The best way to protect yourself is avoiding behaviors or activities that put you at risk of getting infected, like IV drug use or not using a condom while having sex. If you get a tattoo, make sure you are going to a reputable tattoo parlor that follows health guidelines. And make sure to get screened according to the CDC recommendation, although it’s smart to seek out additional testing during periods when you believe you’ve been at higher risk for hepatitis C.

As for risk mitigation on a community level, some state and local governments, including in New York, have set up needle-exchange programs to provide clean needles to people injecting drugs to help curb the risk of infection for diseases like hepatitis B and C and HIV.

What are the treatment options for hepatitis C?

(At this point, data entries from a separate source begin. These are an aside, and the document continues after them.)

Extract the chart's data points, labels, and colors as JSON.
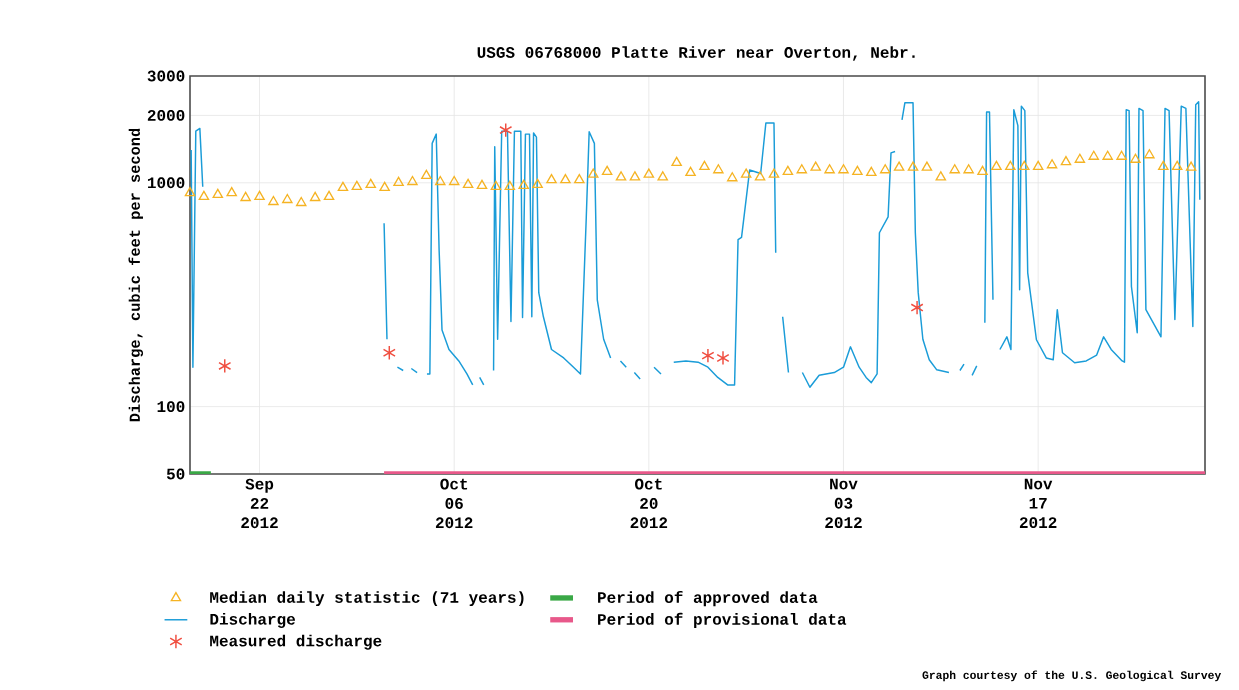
{
  "chart_data": {
    "type": "line",
    "title": "USGS 06768000 Platte River near Overton, Nebr.",
    "ylabel": "Discharge, cubic feet per second",
    "log": "y",
    "grid": true,
    "legend": "bottom",
    "xlim": [
      "2012-09-17",
      "2012-11-29"
    ],
    "ylim": [
      50,
      3000
    ],
    "xticks": [
      {
        "value": "2012-09-22",
        "label": "Sep 22 2012"
      },
      {
        "value": "2012-10-06",
        "label": "Oct 06 2012"
      },
      {
        "value": "2012-10-20",
        "label": "Oct 20 2012"
      },
      {
        "value": "2012-11-03",
        "label": "Nov 03 2012"
      },
      {
        "value": "2012-11-17",
        "label": "Nov 17 2012"
      }
    ],
    "yticks": [
      50,
      100,
      1000,
      2000,
      3000
    ],
    "series": [
      {
        "name": "Median daily statistic (71 years)",
        "type": "scatter",
        "marker": "triangle",
        "color": "#f5b323",
        "x": [
          "2012-09-17",
          "2012-09-18",
          "2012-09-19",
          "2012-09-20",
          "2012-09-21",
          "2012-09-22",
          "2012-09-23",
          "2012-09-24",
          "2012-09-25",
          "2012-09-26",
          "2012-09-27",
          "2012-09-28",
          "2012-09-29",
          "2012-09-30",
          "2012-10-01",
          "2012-10-02",
          "2012-10-03",
          "2012-10-04",
          "2012-10-05",
          "2012-10-06",
          "2012-10-07",
          "2012-10-08",
          "2012-10-09",
          "2012-10-10",
          "2012-10-11",
          "2012-10-12",
          "2012-10-13",
          "2012-10-14",
          "2012-10-15",
          "2012-10-16",
          "2012-10-17",
          "2012-10-18",
          "2012-10-19",
          "2012-10-20",
          "2012-10-21",
          "2012-10-22",
          "2012-10-23",
          "2012-10-24",
          "2012-10-25",
          "2012-10-26",
          "2012-10-27",
          "2012-10-28",
          "2012-10-29",
          "2012-10-30",
          "2012-10-31",
          "2012-11-01",
          "2012-11-02",
          "2012-11-03",
          "2012-11-04",
          "2012-11-05",
          "2012-11-06",
          "2012-11-07",
          "2012-11-08",
          "2012-11-09",
          "2012-11-10",
          "2012-11-11",
          "2012-11-12",
          "2012-11-13",
          "2012-11-14",
          "2012-11-15",
          "2012-11-16",
          "2012-11-17",
          "2012-11-18",
          "2012-11-19",
          "2012-11-20",
          "2012-11-21",
          "2012-11-22",
          "2012-11-23",
          "2012-11-24",
          "2012-11-25",
          "2012-11-26",
          "2012-11-27",
          "2012-11-28"
        ],
        "values": [
          900,
          866,
          884,
          900,
          857,
          866,
          822,
          839,
          814,
          857,
          866,
          950,
          960,
          980,
          950,
          1000,
          1010,
          1075,
          1010,
          1010,
          980,
          970,
          960,
          960,
          970,
          980,
          1030,
          1030,
          1030,
          1090,
          1120,
          1060,
          1060,
          1090,
          1060,
          1230,
          1110,
          1180,
          1140,
          1050,
          1090,
          1060,
          1090,
          1120,
          1140,
          1170,
          1140,
          1140,
          1120,
          1110,
          1140,
          1170,
          1170,
          1170,
          1060,
          1140,
          1140,
          1120,
          1180,
          1180,
          1180,
          1180,
          1200,
          1240,
          1270,
          1310,
          1310,
          1310,
          1270,
          1330,
          1180,
          1180,
          1170
        ]
      },
      {
        "name": "Discharge",
        "marker": "none",
        "color": "#1a9cd8",
        "x": [
          "2012-09-17T02:00",
          "2012-09-17T05:00",
          "2012-09-17T10:00",
          "2012-09-17T17:00",
          "2012-09-17T22:00",
          "2012-09-24T00:00",
          "2012-09-30T23:00",
          "2012-10-01T04:00",
          "2012-10-01T12:00",
          "2012-10-01T22:00",
          "2012-10-02T08:00",
          "2012-10-02T14:00",
          "2012-10-02T22:00",
          "2012-10-03T08:00",
          "2012-10-03T14:00",
          "2012-10-04T01:00",
          "2012-10-04T06:00",
          "2012-10-04T10:00",
          "2012-10-04T17:00",
          "2012-10-04T22:00",
          "2012-10-05T03:00",
          "2012-10-05T15:00",
          "2012-10-06T08:00",
          "2012-10-06T22:00",
          "2012-10-07T08:00",
          "2012-10-07T14:00",
          "2012-10-07T20:00",
          "2012-10-08T03:00",
          "2012-10-08T12:00",
          "2012-10-08T20:00",
          "2012-10-08T22:00",
          "2012-10-09T03:00",
          "2012-10-09T10:00",
          "2012-10-09T20:00",
          "2012-10-10T02:00",
          "2012-10-10T08:00",
          "2012-10-10T19:00",
          "2012-10-10T22:00",
          "2012-10-11T03:00",
          "2012-10-11T10:00",
          "2012-10-11T14:00",
          "2012-10-11T17:00",
          "2012-10-11T22:00",
          "2012-10-12T02:00",
          "2012-10-12T10:00",
          "2012-10-13T00:00",
          "2012-10-13T21:00",
          "2012-10-14T14:00",
          "2012-10-15T02:00",
          "2012-10-15T12:00",
          "2012-10-15T17:00",
          "2012-10-16T02:00",
          "2012-10-16T07:00",
          "2012-10-16T18:00",
          "2012-10-17T06:00",
          "2012-10-17T14:00",
          "2012-10-17T23:00",
          "2012-10-18T09:00",
          "2012-10-18T16:00",
          "2012-10-18T23:00",
          "2012-10-19T09:00",
          "2012-10-19T20:00",
          "2012-10-20T09:00",
          "2012-10-20T21:00",
          "2012-10-21T08:00",
          "2012-10-21T19:00",
          "2012-10-22T16:00",
          "2012-10-23T13:00",
          "2012-10-24T06:00",
          "2012-10-24T23:00",
          "2012-10-25T16:00",
          "2012-10-26T04:00",
          "2012-10-26T10:00",
          "2012-10-26T16:00",
          "2012-10-27T06:00",
          "2012-10-28T01:00",
          "2012-10-28T10:00",
          "2012-10-29T00:00",
          "2012-10-29T03:00",
          "2012-10-29T09:00",
          "2012-10-29T15:00",
          "2012-10-30T01:00",
          "2012-10-30T12:00",
          "2012-10-31T01:00",
          "2012-10-31T14:00",
          "2012-11-01T06:00",
          "2012-11-02T08:00",
          "2012-11-03T00:00",
          "2012-11-03T12:00",
          "2012-11-04T03:00",
          "2012-11-04T15:00",
          "2012-11-05T00:00",
          "2012-11-05T10:00",
          "2012-11-05T14:00",
          "2012-11-06T05:00",
          "2012-11-06T10:00",
          "2012-11-06T17:00",
          "2012-11-06T23:00",
          "2012-11-07T05:00",
          "2012-11-07T10:00",
          "2012-11-08T00:00",
          "2012-11-08T04:00",
          "2012-11-08T09:00",
          "2012-11-08T17:00",
          "2012-11-09T04:00",
          "2012-11-09T17:00",
          "2012-11-10T14:00",
          "2012-11-11T00:00",
          "2012-11-11T09:00",
          "2012-11-11T16:00",
          "2012-11-11T23:00",
          "2012-11-12T06:00",
          "2012-11-12T14:00",
          "2012-11-12T21:00",
          "2012-11-13T04:00",
          "2012-11-13T07:00",
          "2012-11-13T12:00",
          "2012-11-13T18:00",
          "2012-11-14T00:00",
          "2012-11-14T06:00",
          "2012-11-14T18:00",
          "2012-11-15T01:00",
          "2012-11-15T06:00",
          "2012-11-15T13:00",
          "2012-11-15T16:00",
          "2012-11-15T19:00",
          "2012-11-16T01:00",
          "2012-11-16T06:00",
          "2012-11-16T21:00",
          "2012-11-17T14:00",
          "2012-11-18T02:00",
          "2012-11-18T09:00",
          "2012-11-18T18:00",
          "2012-11-19T15:00",
          "2012-11-20T11:00",
          "2012-11-21T05:00",
          "2012-11-21T17:00",
          "2012-11-22T06:00",
          "2012-11-23T01:00",
          "2012-11-23T05:00",
          "2012-11-23T08:00",
          "2012-11-23T13:00",
          "2012-11-23T17:00",
          "2012-11-24T03:00",
          "2012-11-24T06:00",
          "2012-11-24T13:00",
          "2012-11-24T18:00",
          "2012-11-25T20:00",
          "2012-11-26T03:00",
          "2012-11-26T10:00",
          "2012-11-26T20:00",
          "2012-11-27T07:00",
          "2012-11-27T15:00",
          "2012-11-28T03:00",
          "2012-11-28T08:00",
          "2012-11-28T13:00",
          "2012-11-28T15:00"
        ],
        "values": [
          1400,
          150,
          1700,
          1750,
          960,
          null,
          660,
          200,
          null,
          150,
          145,
          null,
          148,
          142,
          null,
          140,
          140,
          1500,
          1650,
          500,
          220,
          180,
          160,
          140,
          125,
          null,
          135,
          125,
          null,
          145,
          1450,
          200,
          1700,
          1700,
          240,
          1700,
          1700,
          250,
          1650,
          1650,
          252,
          1670,
          1600,
          323,
          252,
          180,
          165,
          150,
          140,
          700,
          1690,
          1500,
          300,
          200,
          165,
          null,
          160,
          150,
          null,
          142,
          133,
          null,
          150,
          140,
          null,
          158,
          160,
          158,
          150,
          135,
          125,
          125,
          557,
          570,
          1140,
          1100,
          1850,
          1850,
          487,
          null,
          252,
          142,
          null,
          142,
          122,
          138,
          142,
          150,
          185,
          150,
          135,
          128,
          140,
          598,
          705,
          1360,
          1380,
          null,
          1910,
          2280,
          2280,
          598,
          323,
          200,
          162,
          146,
          142,
          null,
          145,
          155,
          null,
          138,
          152,
          null,
          237,
          2070,
          2070,
          300,
          null,
          180,
          205,
          180,
          2120,
          1800,
          333,
          2200,
          2100,
          396,
          199,
          165,
          162,
          271,
          174,
          157,
          160,
          170,
          205,
          180,
          160,
          158,
          2120,
          2100,
          344,
          214,
          2150,
          2100,
          271,
          205,
          2150,
          2100,
          245,
          2200,
          2150,
          228,
          2230,
          2300,
          839
        ]
      },
      {
        "name": "Measured discharge",
        "type": "scatter",
        "marker": "cross",
        "color": "#f04e40",
        "x": [
          "2012-09-19T12:00",
          "2012-10-01T08:00",
          "2012-10-09T17:00",
          "2012-10-24T06:00",
          "2012-10-25T08:00",
          "2012-11-08T07:00"
        ],
        "values": [
          152,
          174,
          1720,
          169,
          165,
          277
        ]
      },
      {
        "name": "Period of approved data",
        "type": "line",
        "marker": "none",
        "color": "#3aa846",
        "x": [
          "2012-09-17",
          "2012-09-18T12:00"
        ],
        "values": [
          50,
          50
        ]
      },
      {
        "name": "Period of provisional data",
        "type": "line",
        "marker": "none",
        "color": "#e8588a",
        "x": [
          "2012-09-30T23:00",
          "2012-11-29"
        ],
        "values": [
          50,
          50
        ]
      }
    ],
    "annotations": [
      "Graph courtesy of the U.S. Geological Survey"
    ]
  }
}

In 2011 the FDA approved the first generation of medicines to cure hepatitis C, which are called DAAs, or direct-acting antivirals. Prior to then, a patient would be put on a combination of medicines for almost year, but the treatment didn’t always work and the side effects were terrible. Today, you can take a single pill once a day for two or three months, depending on the prescription, and the cure rate is almost 100%. After that course of treatment and getting checked to make sure you are disease-free, you’re all done. Reinfection is possible, but you can be treated again with the medication. The challenge is that the high cost of DAAs impacts access to treatment.

Interestingly there has been a lot of public focus recently on hepatitis C. The World Health Organization set elimination targets for hepatitis C by the year 2030. President Joe Biden also included in his proposed budget some funds to help eliminate the disease by 2030, including to expand access to the medications. Some people like to think that hepatitis C is “old news” because it is curable, but there’s clearly a lot more work and research that needs to be done to figure out how to reduce hepatitis C rates.

Anthony Junsung Choi, M.D., is a transplant hepatologist at NewYork-Presbyterian/Weill Cornell Medical Center and assistant professor of medicine in the Department of Medicine at Weill Cornell Medicine. He completed his medicine residency and gastroenterology fellowship at Weill Cornell Medicine and completed his advanced fellowship training in transplant hepatology at NewYork-Presbyterian/Columbia University Irving Medical Center, where he was chief hepatology fellow. He specializes in the management of patients with liver diseases including autoimmune liver disease, hepatitis B and C, fatty liver disease, metabolic liver disease, and liver cancers.